Habits are what keeps me moving along on those days when I'm sort of out of it.

I pick up Dancing Goat coffee to bring home whenever I'm in Portland. I guess it's sold elsewhere but not in Walla Walla. ;-)

If the definition of addiction is that when stopped, you have a physical effects, then I am addicted to avoiding good housekeeping chores.

I find myself, every time--which is not very often--when someone is coming for a visit, having to work very steadily and hard for a couple days and suffering the consequences of that compressed, stressed use of time.

I see the habit/addiction as being to avoidance of house cleaning as the culprit, not the days it takes to get my house in order. And of course, many things get piled/stuffed "for later when I am not rushed," yeah, right!

I eat oatmeal with walnuts, cinnamon, skim milk, and frozen blueberries almost every morning. The oatmeal is bought bulk at Whole Foods and is the thick cut style. I can put the oatmeal and blueberries on with just enough water to cover them, and by the time my coffee water (Sorry, I drink a french roast instant and prefer it for its mildness and less fuss in preparation (there goes my penchant for avoidance). has boiled, my oatmeal is ready and NOT GLUEY.

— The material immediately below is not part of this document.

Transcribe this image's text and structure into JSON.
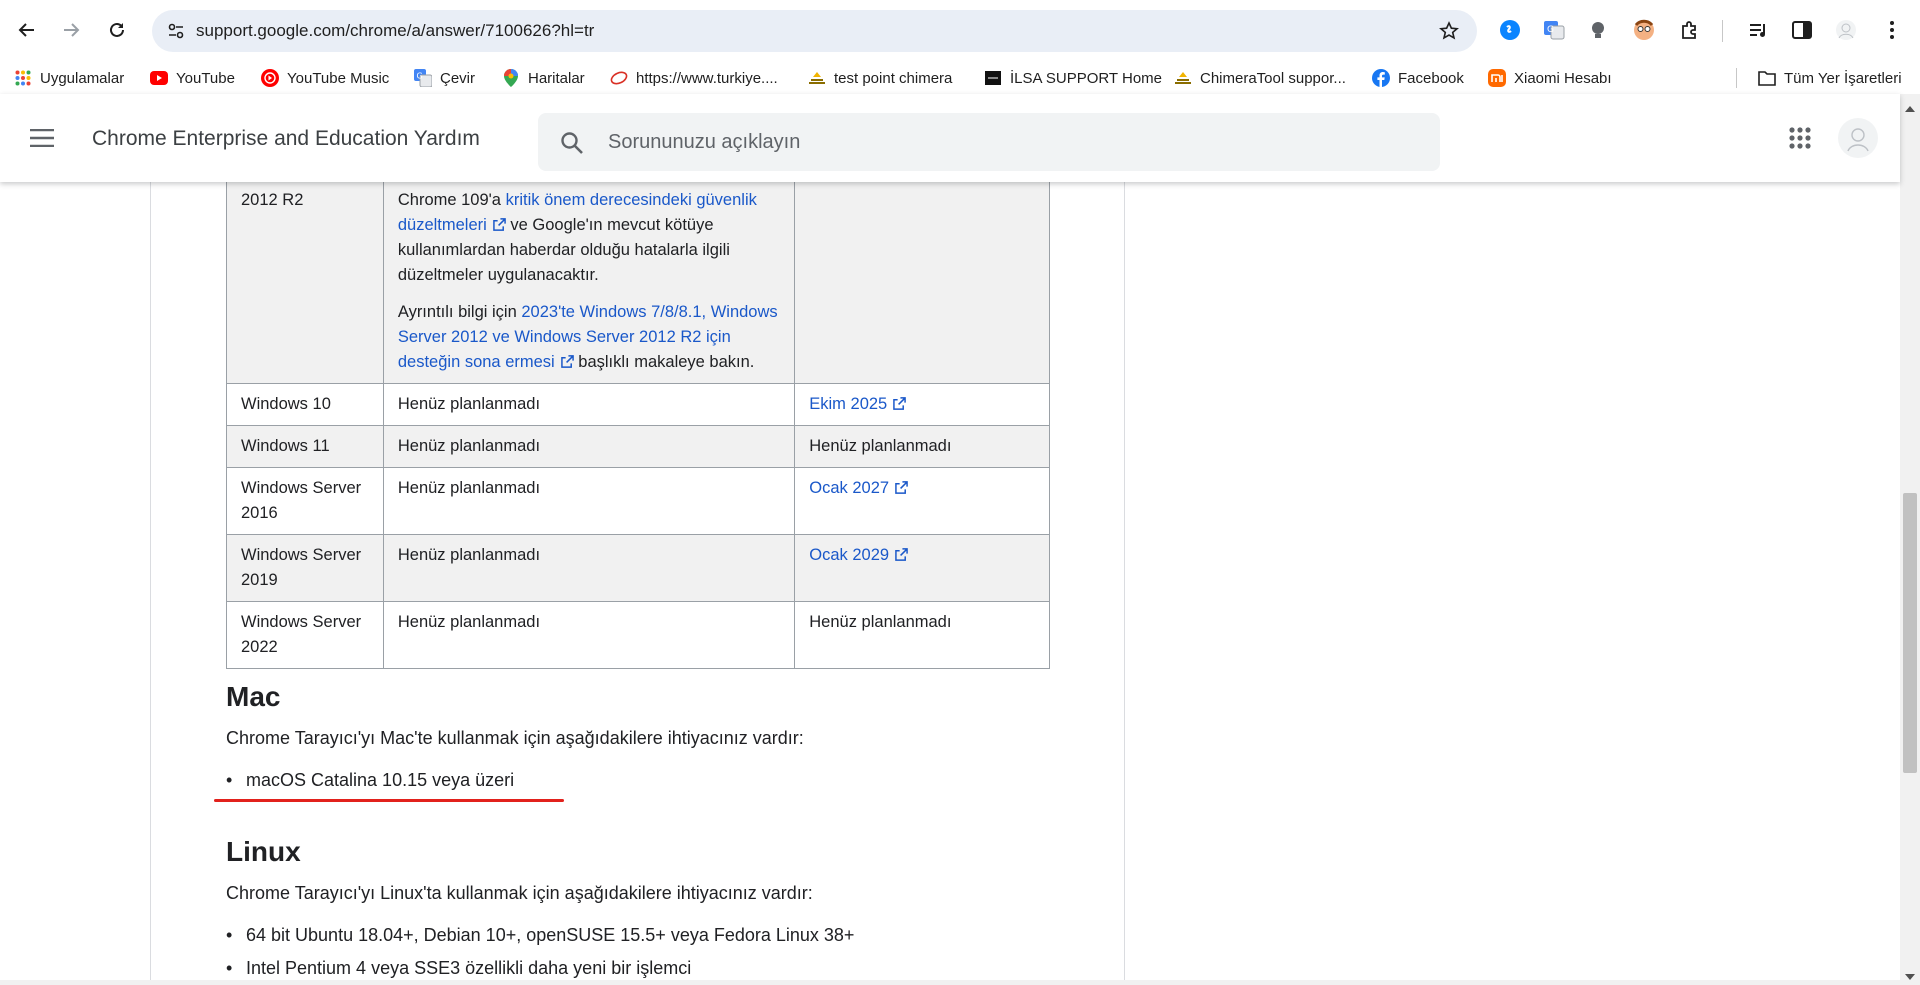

The oatmeal is not accompanied by powdery meal
and does not glom together as that which I was threatened with as a child.

I do not take my breakfast ingredients with me when I travel, so going without that for a few days only and coming home to it only makes the comfort of home more enjoyable.

I love my rut.

I love having routines.

I find great comfort in following my habits.

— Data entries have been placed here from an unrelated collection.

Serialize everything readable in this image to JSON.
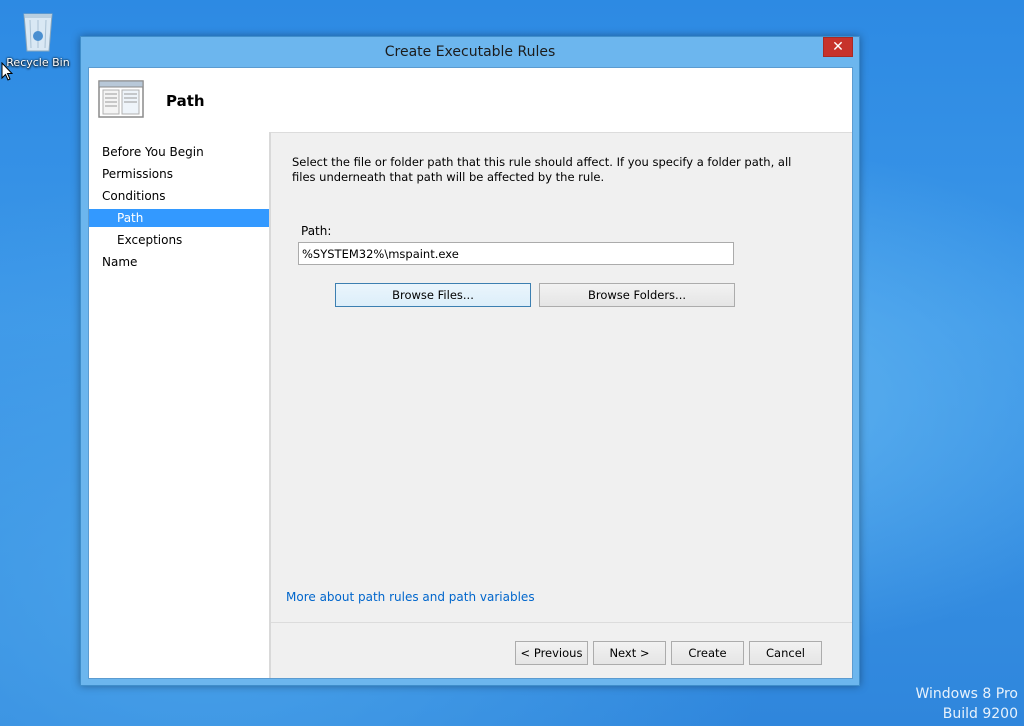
{
  "desktop": {
    "recycle_bin_label": "Recycle Bin",
    "watermark_line1": "Windows 8 Pro",
    "watermark_line2": "Build 9200"
  },
  "window": {
    "title": "Create Executable Rules",
    "close_glyph": "✕",
    "accent_color": "#6cb6ee"
  },
  "header": {
    "page_title": "Path",
    "icon": "wizard-page-icon"
  },
  "nav": {
    "items": [
      {
        "label": "Before You Begin",
        "active": false
      },
      {
        "label": "Permissions",
        "active": false
      },
      {
        "label": "Conditions",
        "active": false
      },
      {
        "label": "Path",
        "active": true
      },
      {
        "label": "Exceptions",
        "active": false
      },
      {
        "label": "Name",
        "active": false
      }
    ],
    "active_color": "#3399ff"
  },
  "main": {
    "description": "Select the file or folder path that this rule should affect. If you specify a folder path, all files underneath that path will be affected by the rule.",
    "path_label": "Path:",
    "path_value": "%SYSTEM32%\\mspaint.exe",
    "browse_files_label": "Browse Files...",
    "browse_folders_label": "Browse Folders...",
    "help_link": "More about path rules and path variables"
  },
  "footer": {
    "previous_label": "< Previous",
    "next_label": "Next >",
    "create_label": "Create",
    "cancel_label": "Cancel"
  }
}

But there's pleasure in making myself do something new.

I'm doing the new plant based diet as described in the documentary Forks Over Knives. It's a radical change. But I'm able to handle it. Even though I'm getting older and set in my ways, I can learn new tricks.

Sometimes it is nice to try new things but it is my choice. I do not feel compelled to try new things though. Some new things work out and become new habits. But I like my routines because they generally work quite well for me.
Interesting post as always, Ronni.

Another oatmeal lover here. I put a small box of raisins, a spoonful of ground flax, skim milk, a half spoonful of almond butter a tiny bit of Quebec maple syrup, some broken walnuts.

And cook the whole thing. delicious!

My habitual breakfast.

Another habit: I look out the kitchen window for five or ten minutes every morning before breakfast, just examining the trees, birds, thinking about everything and feeling thankful.

Then I go outside, pick up the newspaper, go back in the kitchen and read about the big world outside our little oasis.

Everything I do is habitual. Has been since '92 when I retired. One of these days I'll try something new.

Unfortunately it has gotten so that you cannot depend upon household items staying the same. Just as you get used to one brand of whatever (food, cleaning supplies, toiletries) and automatically purchase it, they change it. And you know it's always because of money, not to improve the product, but to "get more margin." I applaud those brands that have stayed essentially the same throughout the years, but I don't take anything for granted anymore. I'm also angry when products I rely on are purchased by another company and keep the name, but completely change the product.

I hear you, Class of 65. They either change the product to something you don't like, or they get rid of it altogether. I'm constantly having to come up with replacement products.

This is such an emotional issue - comforting or confounding, occasionally at the same time.

Now I love my morning oatmeal like others here (and thank you for new combo suggestions! This time of year I make it savory - draining the oatmeal so it's like a grain - with tomatoes or vegs, chopped sweet onion, soy sauce, olive oil) and likely will never change that.

I also prefer shopping ease, more and more often over the internet, often with free shipping. However, I'm choosing the harder route and swearing at and off Amazon (yes, you know what I'm saying...). This will mean diddly to them - I feel better. Change is good.

And I'm in your circles, Class of 65 and Dkzody!